Tevrat’ta bir de öz kızlarının Lut’la yatması gündemde. Konumuz bu olmadığı için şimdilik bunu bir kenara bırakıyoruz. Şimdi burada bir durup nefeslenelim. Sizin de fark ettiğiniz gibi Sodom ve Gomora’nın yok ediliş hikâyesini, efsanesini üç farklı kutsal kitaptan size aktardık. Göklerden gelen üç kutsal kitap, Eski Ahit (Tevrat), Kitab-ı Mukaddes (İncil) ve Kuran-ı Kerim. Anlatılan olay, azgın toplumların, şaşıranların, günahkârların nasıl hak edildiklerini anlatan bir kıssa. Yani aynı hikâye anlatılıyor bu üç kutsal kitapta. Ancak sizin de fark edeceğiniz gibi üç anlatım da farklı. Eğer kaynak aynıysa (ki Kutsal Kitaplar olduğuna göre Yaradan’ın kelamıdır) nasıl böyle farklılıklar ortaya çıkıyor? Hiç kimse bunun ne önemi var deyip geçmesin. Yaradan’dan, O’nun kelamından bahsediyoruz. Dede Korkut ve/veya 1001 Gece Masalları değil ki bu önemsemeyesin. Milyarlarca insanın hemen her gün okuduğu, elinden düşürmedikleri üç kutsaldan bahsediyoruz. Ve bu üç kutsal “aynı olayı” farklı şekillerde ve binbir soru eşliğinde anlatmaktalar bize. Özetlersek Kuran-ı Kerim’de Sodom ve Gomora isimlerine rastlamıyoruz. Yok edilen onca kentin ismi verilmişken bu iki isimden bahis yok. Ama bu eksikliği (!) sağolsun din adamlarımız özellikle Tevrat’tan alıvermişler. Ve sanki Kitabımızda varmışçasına anlatıp durmuşlar asırlarca.

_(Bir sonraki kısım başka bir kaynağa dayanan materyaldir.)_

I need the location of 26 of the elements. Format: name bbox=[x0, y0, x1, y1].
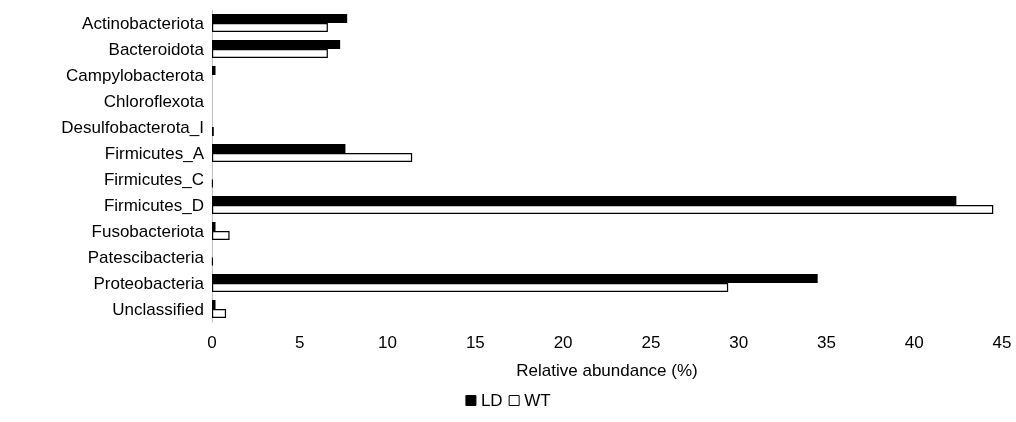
y-tick-label: Firmicutes_C bbox=[103, 169, 204, 189]
x-tick-label: 35 bbox=[816, 333, 836, 352]
y-tick-label: Desulfobacterota_I bbox=[61, 117, 204, 137]
y-tick-label: Fusobacteriota bbox=[91, 221, 205, 241]
x-tick-label: 40 bbox=[904, 333, 924, 352]
y-tick-label: Actinobacteriota bbox=[82, 13, 205, 33]
y-tick-label: Chloroflexota bbox=[103, 91, 205, 111]
y-tick-label: Firmicutes_D bbox=[103, 195, 204, 215]
y-tick-label: Bacteroidota bbox=[108, 39, 205, 59]
y-tick-label: Firmicutes_A bbox=[104, 143, 205, 163]
y-tick-label: Proteobacteria bbox=[93, 273, 205, 293]
x-tick-label: 45 bbox=[992, 333, 1012, 352]
y-tick-label: Patescibacteria bbox=[87, 247, 205, 267]
x-tick-label: 30 bbox=[729, 333, 749, 352]
y-tick-label: Campylobacterota bbox=[66, 65, 205, 85]
x-tick-label: 25 bbox=[641, 333, 661, 352]
x-tick-label: 20 bbox=[553, 333, 573, 352]
x-axis-title: Relative abundance (%) bbox=[516, 361, 698, 380]
x-tick-label: 15 bbox=[465, 333, 485, 352]
y-tick-label: Unclassified bbox=[112, 299, 204, 319]
legend-label: WT bbox=[524, 391, 551, 410]
x-tick-label: 0 bbox=[207, 333, 217, 352]
legend-label: LD bbox=[480, 391, 503, 410]
x-tick-label: 5 bbox=[295, 333, 305, 352]
bar bbox=[212, 66, 216, 75]
x-tick-label: 10 bbox=[378, 333, 398, 352]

Lut, yanında karısı ve iki kızı ile birlikte, Tsoar şehrine doğru kaçmaya başlar. Ancak, yolda, Lut’un karısı, Tanrının geriye dönüp bakmamaları emrine karşı gelir ve o anda, bir tuz direğine (?) dönüşerek ölür. Nedir bu tuz hikâyesi? Deniz yüzeyinin yaklaşık 400 metre altında derin bir vadide yer alan Lût Gölü tuz oranı çok yüksek bir sudur, tuz yoğunluğu dibe doğru giderek artar ve kıyılarında sık sık tuz oluşumlarına rastlanır. Bu tuz sütunları kimi zaman bir tesadüf sonucu insan biçiminde olabilir ve Lût Gölü’ne düşen her şey kısa zamanda tuzla kaplanır ve gölde bakteriler dışında bitki ve hayvan varlığının yaşamasına engel olur. Bu nedenle Lût’un karısının tuz sütununa dönüşmesi hikâyesinin böyle bir olağandışı ama doğal süreçten kaynaklandığını düşünmek güç değildir. Daha geniş olan incelememizi bir sonraki yazımıza bırakıp sonuç kısmına geçelim.
SONUÇ:
Lut Gölü bölgesinde, Sodom ve Gomora kentlerinin hikâyelerini doğrulayacak bazı doğal ve jeolojik oluşumlara rastlanmışsa da, bu iki şehrin kalıntıları halen bulunamamıştır. Ancak, bugün, İsrail-Ürdün sınırı boyunca uzanan, Tuz Gölü (Ölü deniz) yakınlarındaki bu bölgede, hayvan ve bitki olarak hiçbir hayat formuna rastlanmaz ve bu bölge yıkımın bir sembolü durumundadır. Ayrıca son zamanlardaki arkeolojik keşiflerde, kutsal kitaplarda yazılı hikâyelerin inanılırlıklarını yükseltecek bir kısım gelişmeler de yaşanmaktadır. Daha sonradan yapılan incelemelerde bilim adamları da Sodom ve Gomora kentlerini büyük oranda tespit etmiş, jeolojik depremlerin ne kadar büyük olduğunu ve yıkımın dehşetini kanıtlamışlardır.. Bugün Lut gölü bilim adamları tarafından araştırılmış ve Lut gölünün bulunduğu yer dünyanın en alçak noktası çıkmıştır. Deniz seviyesinin metrelerce altındadır. Bugün yapılan araştırmalarda bu günahkâr kentlerin İsrail’de Lut Gölü’nün Nisa yarımadasının güneyinde sular altında kaldığı tahmin edilmektedir.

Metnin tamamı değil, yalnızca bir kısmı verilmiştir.